Our guide and film subject was young Marjoe Gortner, a handsome, charismatic preacher whose career began at the age of four, when he was "called to God" (or so his parents had everyone believing). Marjoe talked behind the scenes about the tricks of his trade, the faking of miracles and glossalalia; raising money for the phony "ministries"; how to work up the crowd; his non-belief in God. He sold cheap red bandanas as "prayer cloths," hawked LP's of his childhood sermons, and split the "tithing" take with his host minister in front of our camera.
We filmed at four completely different churches in the West, South, and Midwest. We expected that one or two of the ministers besides Marjoe might turn out to be crooked, but to our surprise all four were conspicuous flimflammers. One actually delivered the immortal sermon "God Wants Me to Have a Cadillac." A fourth minister, the only one we thought might be sincere, was later arrested for running stolen cars across the Mexican border.
Marjoe shook his head in amazement at how eager congregations were to believe in him rather than coming to God on their own, eliminating the middleman so to speak. Marjoe knew the film would "out" him but he thought it was worth it. He said, "I'm hoping they'll see it's not necessary to have some person to get you off, to put your faith in." Because so often that person is in it for something else besides benign invocations of the Holy Spirit.
No evangelicals saw the film, of course, because their ministers banned it. And now, some 35 years later, they have grown stupendously: 4 out of 10 Americans define themselves as "born again." And they're still not getting the message. How many Jimmy Swaggarts, Jim Bakkers, and Ted Haggards have to crash and burn for them to see the pattern? Pentacostalism offers - besides salvation - fantastic entertainment, and thus it attracts entertainers. Among these, inevitably, are the showmen, hypocrites and con artists who build huge financial empires by exploiting people's earnest faith.

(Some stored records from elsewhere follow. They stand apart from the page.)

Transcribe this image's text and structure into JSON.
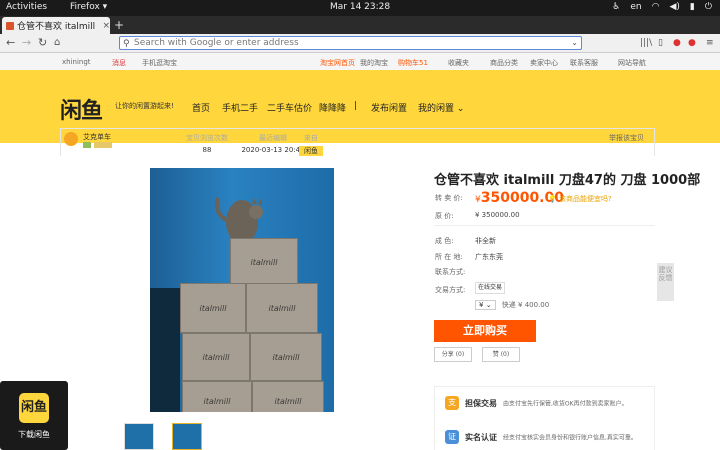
{
  "system": {
    "activities": "Activities",
    "app": "Firefox",
    "clock": "Mar 14 23:28",
    "lang": "en"
  },
  "browser": {
    "tab_title": "仓管不喜欢 italmill",
    "url_placeholder": "Search with Google or enter address"
  },
  "top_links": {
    "user": "xhiningt",
    "msg": "消息",
    "mobile": "手机逛淘宝",
    "home": "淘宝网首页",
    "mytaobao": "我的淘宝",
    "cart": "购物车51",
    "fav": "收藏夹",
    "category": "商品分类",
    "seller": "卖家中心",
    "service": "联系客服",
    "sitenav": "网站导航"
  },
  "header": {
    "logo": "闲鱼",
    "slogan": "让你的闲置游起来!",
    "menu": [
      "首页",
      "手机二手",
      "二手车估价",
      "降降降",
      "|",
      "发布闲置",
      "我的闲置"
    ]
  },
  "seller": {
    "name": "艾克单车",
    "views_label": "宝贝浏览次数",
    "views": "88",
    "edit_label": "最近编辑",
    "edit_time": "2020-03-13 20:49",
    "from_label": "来自",
    "from_value": "闲鱼",
    "report": "举报该宝贝"
  },
  "item": {
    "title": "仓管不喜欢 italmill 刀盘47的 刀盘 1000部",
    "price_label": "转 卖 价:",
    "currency": "¥",
    "price": "350000.00",
    "lower_hint": "该商品能便宜吗?",
    "orig_label": "原      价:",
    "orig_price": "¥ 350000.00",
    "cond_label": "成      色:",
    "cond": "非全新",
    "loc_label": "所 在 地:",
    "loc": "广东东莞",
    "contact_label": "联系方式:",
    "trade_label": "交易方式:",
    "trade": "在线交易",
    "qty": "¥",
    "ship_label": "快递",
    "ship": "¥ 400.00",
    "buy": "立即购买",
    "share": "分享 (0)",
    "like": "赞 (0)",
    "box_text": "italmill"
  },
  "assure": [
    {
      "icon": "支",
      "name": "担保交易",
      "desc": "由支付宝先行保管,收货OK再付款到卖家账户。"
    },
    {
      "icon": "证",
      "name": "实名认证",
      "desc": "经支付宝核实会员身份和银行账户信息,真实可靠。"
    }
  ],
  "side_tool": "建议反馈",
  "download": "下载闲鱼"
}
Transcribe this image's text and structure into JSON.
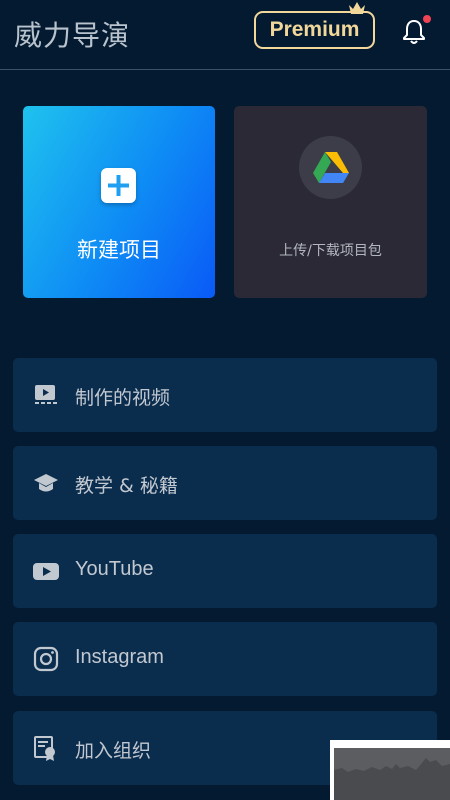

One sees a people who are repeatedly let down by their leaders. Which brings me to the Bush administration. How do evangelicals feel when they learn that Karl Rove's office refers to them as "nuts"? That Bush's Office of Faith-Based Initiatives never got around to helping the poor? That their voting bloc was manipulated to advance the corporate lobby-driven agenda? Bush throws them a fish from time to time, but in the end, he is not one of them. Do they feel used...all over again?
I hope that, in the massive soul-searching to come in this country, those people whose souls are saved will do the most searching.